Blockbuster touts multi-channel strategy
PHYSICAL: Retailer emphasizes advantages over Netflix, Redbox
By Cindy Spielvogel -- Video Business, 12/3/2009
DEC. 3 | PHYSICAL: Blockbuster is continuing to take its message about its “multi-channel” movie delivery strategy to an audience that hasn’t shown much appreciation for the chain: Wall St., where the company’s stock price is now trading for less than $1.
Blockbuster executive VP and chief financial officer Thomas Casey made a presentation at the Bank of America and Merrill Lynch Credit Conference today in New York, outlining the future strategy for the retailer, which pays the studios domestically “more than $1 billion a year.”
Casey emphasized that Blockbuster’s multi-channel strategy is “less capital intensive” than stores alone and has advantages over the business models of such competitors as Netflix and Redbox.
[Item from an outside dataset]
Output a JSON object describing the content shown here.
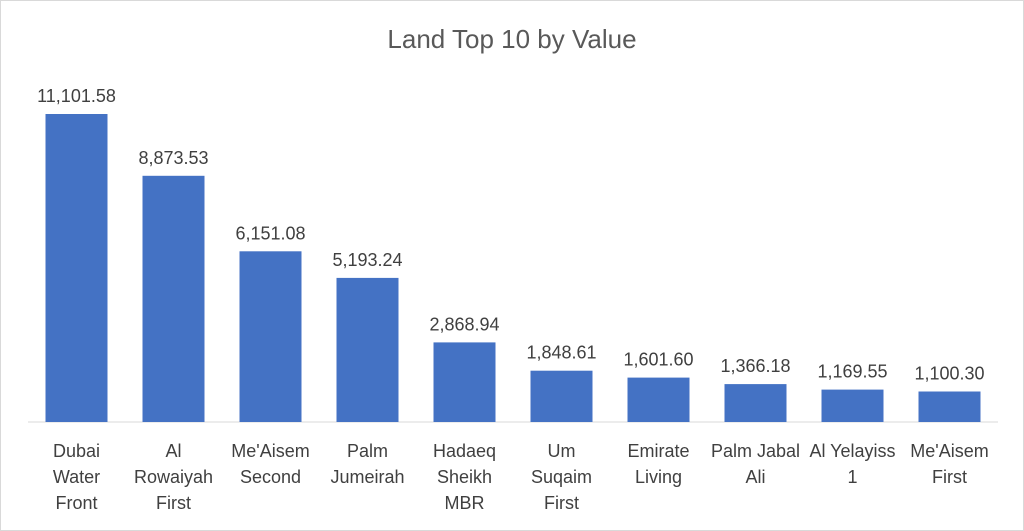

On digital delivery, Casey said that Netflix’s streaming service largely covers non-new release movies, while the Blockbuster On Demand service, which also can be accessed through partners Samsung and Tivo, is for major new releases as well.
At 1.6 million subscribers, Blockbuster’s Total Access rental-by-mail service is far below Netflix’s subscriber count, but Casey emphasized the in-store options available with Blockbuster’s offering and said the company’s new executive team has made the service more profitable, with plans to make consumers more aware of what the service offers.
On the DVD rental kiosk business, Casey said that Blockbuster’s kiosks with partner NCR could have an advantage over Redbox because that kiosk operator is dealing with uncertainty over how distribution windows will shake out, now that 20th Century Fox Home Entertainment, Universal Studios Home Entertainment and Warner Home Video are imposing a 30-day window on Redbox. Casey said if that window stays in place for the kiosk business, Blockbuster could manage the flow of product by moving new releases from stores to kiosks after the window.
Casey’s points were largely a reiteration of those made by Blockbuster chairman Jim Keyes at the Morgan Stanley Global Consumer and Retail Conference on Nov. 20.
Casey also noted that December is Blockbuster’s biggest month, and the company is particularly bullish this year because many “strong” titles will be released, with several of the key titles for the month coming from Fox, Universal and Warner, the three studios that won’t allow their new releases to go to Redbox on street date.
Regarding Blockbuster’s core but downsized bricks-and-mortar business, Casey said the company currently has about 3,500 stores domestically and is still in store-closing mode, which will result in “fewer large stores and more small stores.”